Oltre all’incidenza dei dati aziendali, che in Europa continueranno a essere al centro della scena nei prossimi giorni, i trader monitorano con cautela gli sviluppi della politica estera, in un momento di frizione tra Washington e Teheran, la cui evoluzione potrebbe introdurre elementi di volatilità. Parallelamente, l’attenzione si sposta anche verso gli Stati Uniti, dove è in pieno svolgimento la stagione degli utili. A mercati chiusi, sono attesi con particolare interesse i risultati finanziari di Apple, un dato considerato un termometro cruciale per la salute del settore tecnologico globale e per i sentimenti degli investitori. L’esito di queste comunicazioni potrà offrire ulteriori indicazioni sulla solidità della domanda consumer e sulla capacità delle grandi ration di navigare l’attuale congiuntura economica.

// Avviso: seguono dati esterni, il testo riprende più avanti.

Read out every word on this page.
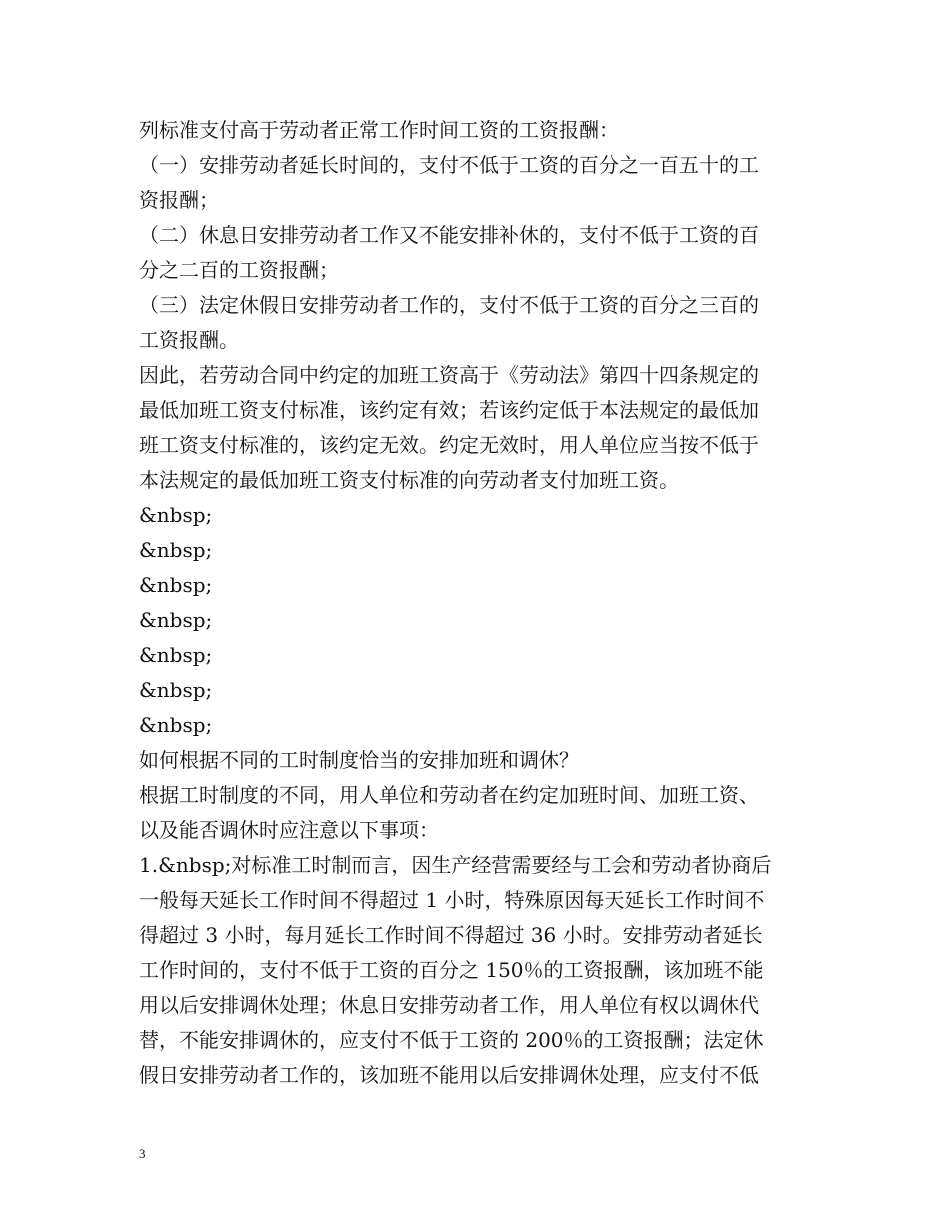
列标准支付高于劳动者正常工作时间工资的工资报酬：
（一）安排劳动者延长时间的，支付不低于工资的百分之一百五十的工
资报酬；
（二）休息日安排劳动者工作又不能安排补休的，支付不低于工资的百
分之二百的工资报酬；
（三）法定休假日安排劳动者工作的，支付不低于工资的百分之三百的
工资报酬。
因此，若劳动合同中约定的加班工资高于《劳动法》第四十四条规定的
最低加班工资支付标准，该约定有效；若该约定低于本法规定的最低加
班工资支付标准的，该约定无效。约定无效时，用人单位应当按不低于
本法规定的最低加班工资支付标准的向劳动者支付加班工资。
&nbsp;
&nbsp;
&nbsp;
&nbsp;
&nbsp;
&nbsp;
&nbsp;
如何根据不同的工时制度恰当的安排加班和调休？
根据工时制度的不同，用人单位和劳动者在约定加班时间、加班工资、
以及能否调休时应注意以下事项：
1.&nbsp;对标准工时制而言，因生产经营需要经与工会和劳动者协商后
一般每天延长工作时间不得超过 1 小时，特殊原因每天延长工作时间不
得超过 3 小时，每月延长工作时间不得超过 36 小时。安排劳动者延长
工作时间的，支付不低于工资的百分之 150％的工资报酬，该加班不能
用以后安排调休处理；休息日安排劳动者工作，用人单位有权以调休代
替，不能安排调休的，应支付不低于工资的 200％的工资报酬；法定休
假日安排劳动者工作的，该加班不能用以后安排调休处理，应支付不低
3
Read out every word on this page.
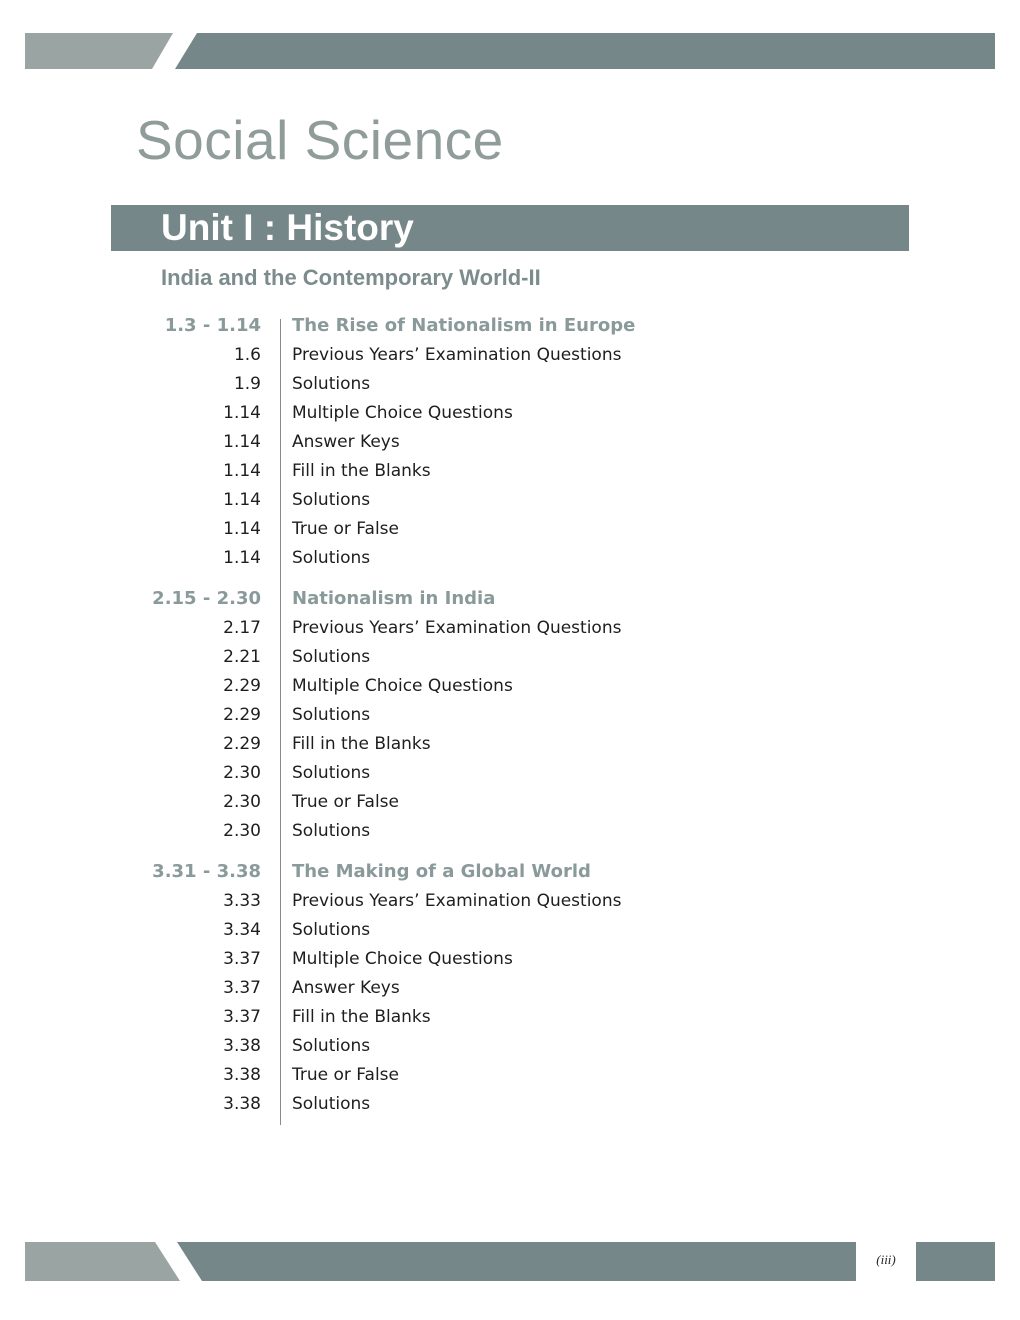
Social Science
Unit I : History
India and the Contemporary World-II
1.3 - 1.14 The Rise of Nationalism in Europe
1.6 Previous Years’ Examination Questions
1.9 Solutions
1.14 Multiple Choice Questions
1.14 Answer Keys
1.14 Fill in the Blanks
1.14 Solutions
1.14 True or False
1.14 Solutions
2.15 - 2.30 Nationalism in India
2.17 Previous Years’ Examination Questions
2.21 Solutions
2.29 Multiple Choice Questions
2.29 Solutions
2.29 Fill in the Blanks
2.30 Solutions
2.30 True or False
2.30 Solutions
3.31 - 3.38 The Making of a Global World
3.33 Previous Years’ Examination Questions
3.34 Solutions
3.37 Multiple Choice Questions
3.37 Answer Keys
3.37 Fill in the Blanks
3.38 Solutions
3.38 True or False
3.38 Solutions
(iii)
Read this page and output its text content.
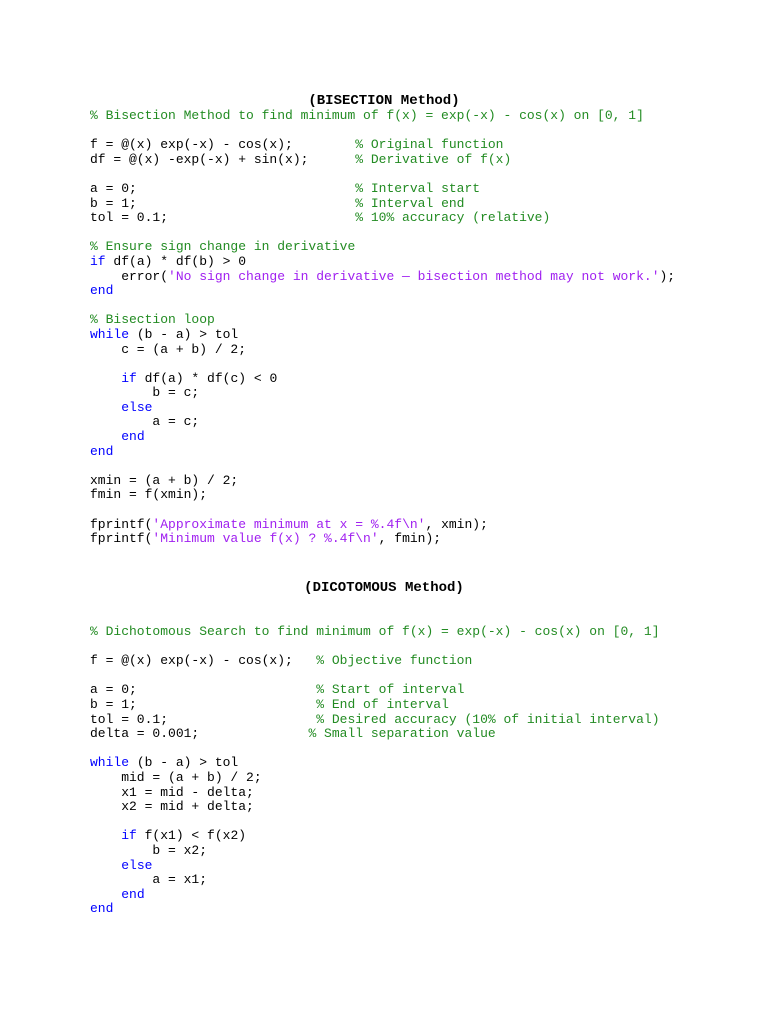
(BISECTION Method)
% Bisection Method to find minimum of f(x) = exp(-x) - cos(x) on [0, 1]
f = @(x) exp(-x) - cos(x);        % Original function
df = @(x) -exp(-x) + sin(x);      % Derivative of f(x)
a = 0;                            % Interval start
b = 1;                            % Interval end
tol = 0.1;                        % 10% accuracy (relative)
% Ensure sign change in derivative
if df(a) * df(b) > 0
error('No sign change in derivative — bisection method may not work.');
end
% Bisection loop
while (b - a) > tol
c = (a + b) / 2;
if df(a) * df(c) < 0
b = c;
else
a = c;
end
end
xmin = (a + b) / 2;
fmin = f(xmin);
fprintf('Approximate minimum at x = %.4f\n', xmin);
fprintf('Minimum value f(x) ? %.4f\n', fmin);
(DICOTOMOUS Method)
% Dichotomous Search to find minimum of f(x) = exp(-x) - cos(x) on [0, 1]
f = @(x) exp(-x) - cos(x);   % Objective function
a = 0;                       % Start of interval
b = 1;                       % End of interval
tol = 0.1;                   % Desired accuracy (10% of initial interval)
delta = 0.001;              % Small separation value
while (b - a) > tol
mid = (a + b) / 2;
x1 = mid - delta;
x2 = mid + delta;
if f(x1) < f(x2)
b = x2;
else
a = x1;
end
end
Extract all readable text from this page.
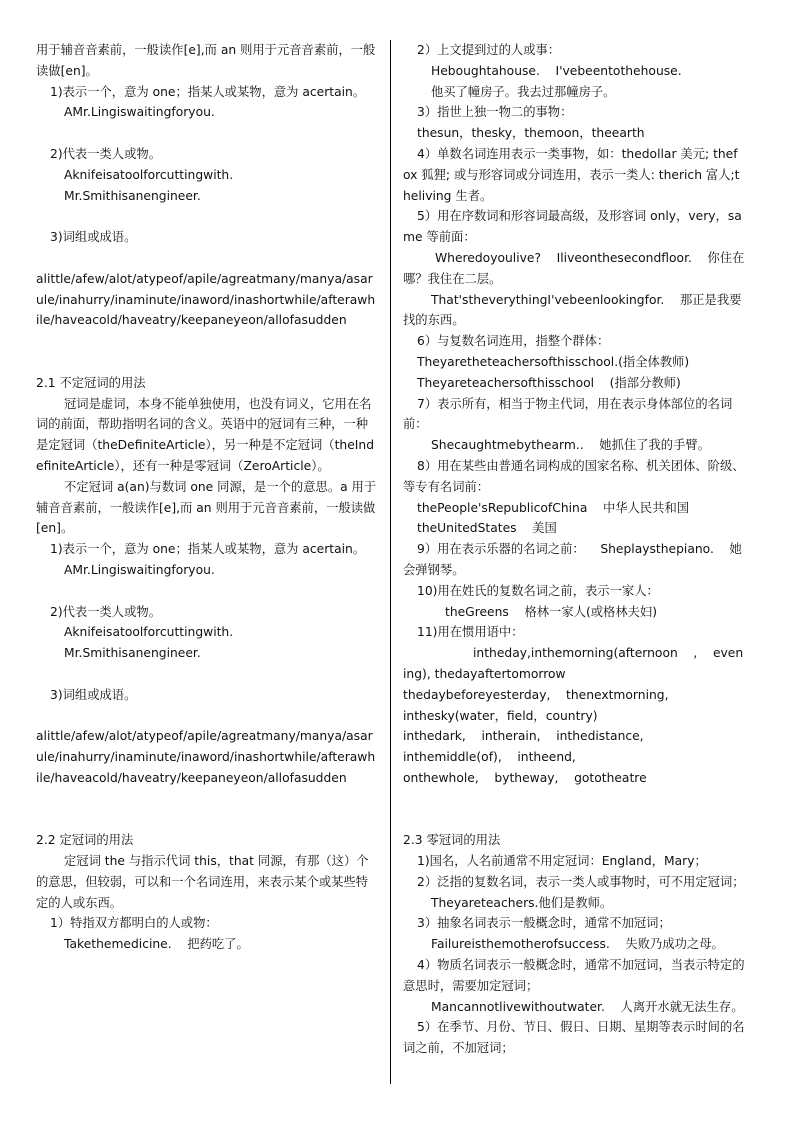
用于辅音音素前，一般读作[e],而 an 则用于元音音素前，一般读做[en]。

1)表示一个，意为 one；指某人或某物，意为 acertain。

AMr.Lingiswaitingforyou.

2)代表一类人或物。

Aknifeisatoolforcuttingwith.

Mr.Smithisanengineer.

3)词组或成语。

alittle/afew/alot/atypeof/apile/agreatmany/manya/asarule/inahurry/inaminute/inaword/inashortwhile/afterawhile/haveacold/haveatry/keepaneyeon/allofasudden

2.1 不定冠词的用法

冠词是虚词，本身不能单独使用，也没有词义，它用在名词的前面，帮助指明名词的含义。英语中的冠词有三种，一种是定冠词（theDefiniteArticle），另一种是不定冠词（theIndefiniteArticle），还有一种是零冠词（ZeroArticle）。

不定冠词 a(an)与数词 one 同源，是一个的意思。a 用于辅音音素前，一般读作[e],而 an 则用于元音音素前，一般读做[en]。

1)表示一个，意为 one；指某人或某物，意为 acertain。

AMr.Lingiswaitingforyou.

2)代表一类人或物。

Aknifeisatoolforcuttingwith.

Mr.Smithisanengineer.

3)词组或成语。

alittle/afew/alot/atypeof/apile/agreatmany/manya/asarule/inahurry/inaminute/inaword/inashortwhile/afterawhile/haveacold/haveatry/keepaneyeon/allofasudden

2.2 定冠词的用法

定冠词 the 与指示代词 this，that 同源，有那（这）个的意思，但较弱，可以和一个名词连用，来表示某个或某些特定的人或东西。

1）特指双方都明白的人或物：

Takethemedicine.    把药吃了。

2）上文提到过的人或事：

Heboughtahouse.    I'vebeentothehouse.

他买了幢房子。我去过那幢房子。

3）指世上独一物二的事物：

thesun，thesky，themoon，theearth

4）单数名词连用表示一类事物，如：thedollar 美元; thefox 狐狸; 或与形容词或分词连用，表示一类人: therich 富人;theliving 生者。

5）用在序数词和形容词最高级，及形容词 only，very，same 等前面：

Wheredoyoulive?    Iliveonthesecondfloor.    你住在哪？我住在二层。

That'stheverythingI'vebeenlookingfor.    那正是我要找的东西。

6）与复数名词连用，指整个群体：

Theyaretheteachersofthisschool.(指全体教师)

Theyareteachersofthisschool    (指部分教师)

7）表示所有，相当于物主代词，用在表示身体部位的名词前：

Shecaughtmebythearm..    她抓住了我的手臂。

8）用在某些由普通名词构成的国家名称、机关团体、阶级、等专有名词前：

thePeople'sRepublicofChina    中华人民共和国

theUnitedStates    美国

9）用在表示乐器的名词之前：    Sheplaysthepiano.    她会弹钢琴。

10)用在姓氏的复数名词之前，表示一家人：

theGreens    格林一家人(或格林夫妇)

11)用在惯用语中：

intheday,inthemorning(afternoon    ,    evening), thedayaftertomorrow

thedaybeforeyesterday,    thenextmorning,

inthesky(water，field，country)

inthedark,    intherain,    inthedistance,

inthemiddle(of),    intheend,

onthewhole,    bytheway,    gototheatre

2.3 零冠词的用法

1)国名，人名前通常不用定冠词：England，Mary；

2）泛指的复数名词，表示一类人或事物时，可不用定冠词；

Theyareteachers.他们是教师。

3）抽象名词表示一般概念时，通常不加冠词；

Failureisthemotherofsuccess.    失败乃成功之母。

4）物质名词表示一般概念时，通常不加冠词，当表示特定的意思时，需要加定冠词；

Mancannotlivewithoutwater.    人离开水就无法生存。

5）在季节、月份、节日、假日、日期、星期等表示时间的名词之前，不加冠词；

La performance differenziata tra le piazze

Mentre Francoforte arranca, trascinata in negativo dal solo Sap, altre borse continentali mostrano un dinamismo più marcato. Parigi, nello specifico, ha proceduto a ritmi sostenuti, con un avanzo che sfiora l’uno per cento, e Londra ha confermato un andamento positivo seppur più contenuto. Amsterdam, da parte sua, si è distinta con una crescita superiore all’uno per cento, segnalando una fiducia settoriale e geografica differenziata. Sullo sfondo, il metallo giallo ha toccato un nuovo record storico, superando la soglia dei 5.600 dollari l’oncia, un movimento che tradizionalmente riflette la ricerca di asset rifugio in fasi di incertezza dei mercati azionari o di tensioni internazionali, confermando un clima d’investimento ancora selettivo e attento al rischio.